Ils coururent assez longtemps ainsi sans échanger un mot, ils avaient laissé loin derrière eux les navires et étaient sortis de la rade.

— Parles-tu l’espagnol ? demanda tout à coup Montbars à l’engagé.

— Comme un naturel de la Vieille-Castille, répondit l’autre.

— Ah ! ah ! fit Montbars.

— Dame ! c’est facile à comprendre, reprit l’Olonnais : j’ai navigué avec les Bayonnais et les Basques à la pêche à la baleine et j’ai fait pendant plusieurs années la contrebande sur la côte espagnole.

— Et aimes-tu les Espagnols ?

— Non, fit l’autre en fronçant les sourcils.

— Tu as un motif sans doute ?

— J’en ai un.

— Veux-tu me le dire ?

— Pourquoi pas ?

— Allons, parle, je t’écoute.

— J’avais un bateau à moi, avec lequel je faisais, ainsi que je vous l’ai dit, la contrebande ; ce bateau, j’avais travaillé six ans pour économiser la somme nécessaire à son achat ; un jour, en cherchant à introduire des marchandises prohibées dans une baie située au vent de Portugalete, je fus surpris par un lougre douanier espagnol, mon bateau fut coulé, mon frère tué ; moi-même, grièvement blessé, je tombai entre les mains des Gavachos. Le premier appareil qu’ils posèrent sur mes blessures fut une bastonnade qui me laissa pour mort sur place ; croyant sans doute qu’ils m’avaient réellement tué, ils m’abandonnèrent là, sans plus s’occuper de moi. Je réussis, à force d’audace et de ruses, après avoir souffert d’indicibles tortures, faim, froid, fatigue, etc., trop longues à énumérer, à sauter enfin de l’autre côté de la frontière et à me retrouver sur le sol français : j’étais libre, mais mon frère était mort, moi j’étais ruiné, et mon vieux père courait le risque de mourir de faim, grâce aux Espagnols.
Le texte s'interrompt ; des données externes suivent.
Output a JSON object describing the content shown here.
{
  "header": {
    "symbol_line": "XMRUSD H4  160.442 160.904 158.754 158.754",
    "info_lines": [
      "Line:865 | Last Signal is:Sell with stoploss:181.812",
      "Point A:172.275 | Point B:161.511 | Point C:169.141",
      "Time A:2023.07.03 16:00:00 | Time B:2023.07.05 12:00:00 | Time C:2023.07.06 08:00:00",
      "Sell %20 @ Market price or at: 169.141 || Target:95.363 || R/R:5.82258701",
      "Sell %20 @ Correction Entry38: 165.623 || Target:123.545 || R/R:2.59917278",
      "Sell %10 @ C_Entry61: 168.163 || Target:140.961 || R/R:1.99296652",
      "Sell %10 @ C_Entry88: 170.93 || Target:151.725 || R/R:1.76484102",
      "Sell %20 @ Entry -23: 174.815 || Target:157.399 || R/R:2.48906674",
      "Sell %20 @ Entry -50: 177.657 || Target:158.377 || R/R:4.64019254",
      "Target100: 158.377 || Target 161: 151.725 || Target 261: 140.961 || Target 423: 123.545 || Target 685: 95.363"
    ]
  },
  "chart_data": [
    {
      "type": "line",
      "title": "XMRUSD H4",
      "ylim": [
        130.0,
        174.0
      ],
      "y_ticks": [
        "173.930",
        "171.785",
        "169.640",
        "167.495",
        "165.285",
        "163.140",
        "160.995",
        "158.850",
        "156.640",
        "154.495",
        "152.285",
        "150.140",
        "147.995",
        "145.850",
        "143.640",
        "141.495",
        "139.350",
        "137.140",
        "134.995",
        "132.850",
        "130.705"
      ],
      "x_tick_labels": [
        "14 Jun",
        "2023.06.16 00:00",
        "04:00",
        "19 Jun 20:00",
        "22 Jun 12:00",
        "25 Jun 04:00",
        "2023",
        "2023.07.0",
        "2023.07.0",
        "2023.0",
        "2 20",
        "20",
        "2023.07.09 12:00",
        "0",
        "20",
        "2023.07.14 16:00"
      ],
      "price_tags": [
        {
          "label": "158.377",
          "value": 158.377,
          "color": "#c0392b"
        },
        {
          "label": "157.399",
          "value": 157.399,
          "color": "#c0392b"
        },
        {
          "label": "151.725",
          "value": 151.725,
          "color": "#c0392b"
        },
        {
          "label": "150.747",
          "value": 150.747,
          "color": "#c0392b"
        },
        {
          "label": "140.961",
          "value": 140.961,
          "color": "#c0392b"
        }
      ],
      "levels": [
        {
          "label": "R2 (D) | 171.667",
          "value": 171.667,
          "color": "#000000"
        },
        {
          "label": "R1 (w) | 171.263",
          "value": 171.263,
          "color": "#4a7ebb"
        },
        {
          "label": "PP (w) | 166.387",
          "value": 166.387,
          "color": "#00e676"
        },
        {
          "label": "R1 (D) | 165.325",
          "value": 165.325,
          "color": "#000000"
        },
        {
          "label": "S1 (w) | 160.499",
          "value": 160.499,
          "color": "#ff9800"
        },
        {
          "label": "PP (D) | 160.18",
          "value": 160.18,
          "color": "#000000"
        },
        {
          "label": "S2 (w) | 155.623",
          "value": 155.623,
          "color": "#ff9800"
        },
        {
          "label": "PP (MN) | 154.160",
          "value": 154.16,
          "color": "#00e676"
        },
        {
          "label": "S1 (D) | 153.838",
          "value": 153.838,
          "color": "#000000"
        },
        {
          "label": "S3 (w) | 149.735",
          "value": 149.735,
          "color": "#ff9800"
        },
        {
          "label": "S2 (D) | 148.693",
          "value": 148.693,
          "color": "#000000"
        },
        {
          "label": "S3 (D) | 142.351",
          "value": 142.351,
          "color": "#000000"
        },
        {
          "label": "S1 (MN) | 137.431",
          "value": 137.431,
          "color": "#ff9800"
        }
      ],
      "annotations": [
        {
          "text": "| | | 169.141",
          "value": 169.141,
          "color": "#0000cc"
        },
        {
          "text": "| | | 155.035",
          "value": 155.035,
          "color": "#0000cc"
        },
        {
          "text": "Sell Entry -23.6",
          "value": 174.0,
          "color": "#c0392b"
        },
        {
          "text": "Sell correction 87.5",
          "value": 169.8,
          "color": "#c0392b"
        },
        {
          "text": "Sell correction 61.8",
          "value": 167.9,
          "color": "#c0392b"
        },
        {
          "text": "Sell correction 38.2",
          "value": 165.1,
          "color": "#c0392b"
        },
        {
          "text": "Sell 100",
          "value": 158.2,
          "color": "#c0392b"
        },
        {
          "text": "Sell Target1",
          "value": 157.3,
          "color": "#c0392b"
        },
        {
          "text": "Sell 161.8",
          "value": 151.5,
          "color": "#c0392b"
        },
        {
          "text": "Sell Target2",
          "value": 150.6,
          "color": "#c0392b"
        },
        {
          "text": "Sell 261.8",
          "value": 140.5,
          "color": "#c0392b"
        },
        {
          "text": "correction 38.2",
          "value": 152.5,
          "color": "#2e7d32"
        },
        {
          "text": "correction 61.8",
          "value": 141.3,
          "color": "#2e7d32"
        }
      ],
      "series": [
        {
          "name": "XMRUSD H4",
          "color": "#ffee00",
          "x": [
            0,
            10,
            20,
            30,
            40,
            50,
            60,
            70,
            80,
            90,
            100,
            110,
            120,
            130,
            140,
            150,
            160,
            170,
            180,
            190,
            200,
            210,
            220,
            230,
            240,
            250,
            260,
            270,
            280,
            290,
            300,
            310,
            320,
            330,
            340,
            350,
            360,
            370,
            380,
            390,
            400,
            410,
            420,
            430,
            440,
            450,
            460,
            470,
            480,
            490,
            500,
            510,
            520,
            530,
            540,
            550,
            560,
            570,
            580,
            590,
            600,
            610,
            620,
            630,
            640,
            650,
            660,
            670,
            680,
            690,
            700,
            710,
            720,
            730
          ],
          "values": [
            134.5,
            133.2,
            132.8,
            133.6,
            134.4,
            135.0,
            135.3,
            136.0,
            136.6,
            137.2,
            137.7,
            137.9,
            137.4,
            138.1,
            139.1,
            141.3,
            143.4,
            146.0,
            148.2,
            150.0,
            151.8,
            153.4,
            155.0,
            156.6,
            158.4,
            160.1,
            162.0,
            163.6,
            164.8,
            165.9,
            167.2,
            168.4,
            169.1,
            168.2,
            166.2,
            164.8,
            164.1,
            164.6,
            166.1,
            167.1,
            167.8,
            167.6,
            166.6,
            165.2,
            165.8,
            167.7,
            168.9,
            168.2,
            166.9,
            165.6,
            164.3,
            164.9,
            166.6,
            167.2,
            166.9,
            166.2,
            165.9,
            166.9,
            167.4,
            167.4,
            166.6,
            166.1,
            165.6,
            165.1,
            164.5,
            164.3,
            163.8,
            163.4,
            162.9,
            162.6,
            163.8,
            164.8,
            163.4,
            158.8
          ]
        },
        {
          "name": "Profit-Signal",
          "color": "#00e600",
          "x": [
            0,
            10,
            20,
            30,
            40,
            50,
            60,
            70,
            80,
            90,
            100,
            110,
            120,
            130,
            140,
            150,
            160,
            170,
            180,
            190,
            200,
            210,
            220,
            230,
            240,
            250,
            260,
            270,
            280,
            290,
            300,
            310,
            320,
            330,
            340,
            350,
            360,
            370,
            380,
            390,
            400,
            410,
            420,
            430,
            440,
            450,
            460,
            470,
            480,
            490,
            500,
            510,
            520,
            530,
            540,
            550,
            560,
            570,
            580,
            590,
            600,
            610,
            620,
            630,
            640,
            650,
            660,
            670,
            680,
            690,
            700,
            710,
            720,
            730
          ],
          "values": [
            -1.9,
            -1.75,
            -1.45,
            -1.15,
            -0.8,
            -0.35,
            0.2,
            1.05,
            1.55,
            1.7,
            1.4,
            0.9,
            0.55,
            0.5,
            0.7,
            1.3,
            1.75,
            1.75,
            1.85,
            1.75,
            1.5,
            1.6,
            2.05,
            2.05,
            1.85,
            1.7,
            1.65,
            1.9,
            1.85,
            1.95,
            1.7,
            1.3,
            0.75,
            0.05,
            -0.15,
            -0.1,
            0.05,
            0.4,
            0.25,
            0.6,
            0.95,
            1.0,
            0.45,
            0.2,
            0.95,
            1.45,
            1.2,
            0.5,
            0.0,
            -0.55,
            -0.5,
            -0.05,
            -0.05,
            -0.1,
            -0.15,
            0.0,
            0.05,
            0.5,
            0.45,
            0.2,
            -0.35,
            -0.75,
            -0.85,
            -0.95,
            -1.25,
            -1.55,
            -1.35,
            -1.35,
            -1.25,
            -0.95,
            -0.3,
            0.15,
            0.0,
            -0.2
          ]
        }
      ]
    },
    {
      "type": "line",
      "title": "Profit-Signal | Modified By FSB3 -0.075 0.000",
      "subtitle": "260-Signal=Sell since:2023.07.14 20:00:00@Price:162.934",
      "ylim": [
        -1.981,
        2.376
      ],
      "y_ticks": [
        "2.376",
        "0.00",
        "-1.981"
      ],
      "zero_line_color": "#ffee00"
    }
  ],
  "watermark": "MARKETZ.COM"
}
Voilà mon histoire, elle n’est pas longue ; comment la trouvez-vous ?

— Triste, mon brave ; ainsi c’est autant la haine que le désir de t’enrichir qui t’a jeté parmi nous ?

— C’est surtout la haine.

— Bien ! prends la barre à ma place pendant que je réfléchirai. Nous allons à Nièves : gouverne au vent de cette pointe qui s’avance là-bas dans l’est-quart-sud-est.

L’engagé prit la barre, Montbars s’enveloppa dans son manteau, baissa son chapeau sur ses yeux, laissa tomber sa tête sur sa poitrine et demeura immobile comme une statue.

La pirogue avançait toujours, vigoureusement poussée par la brise.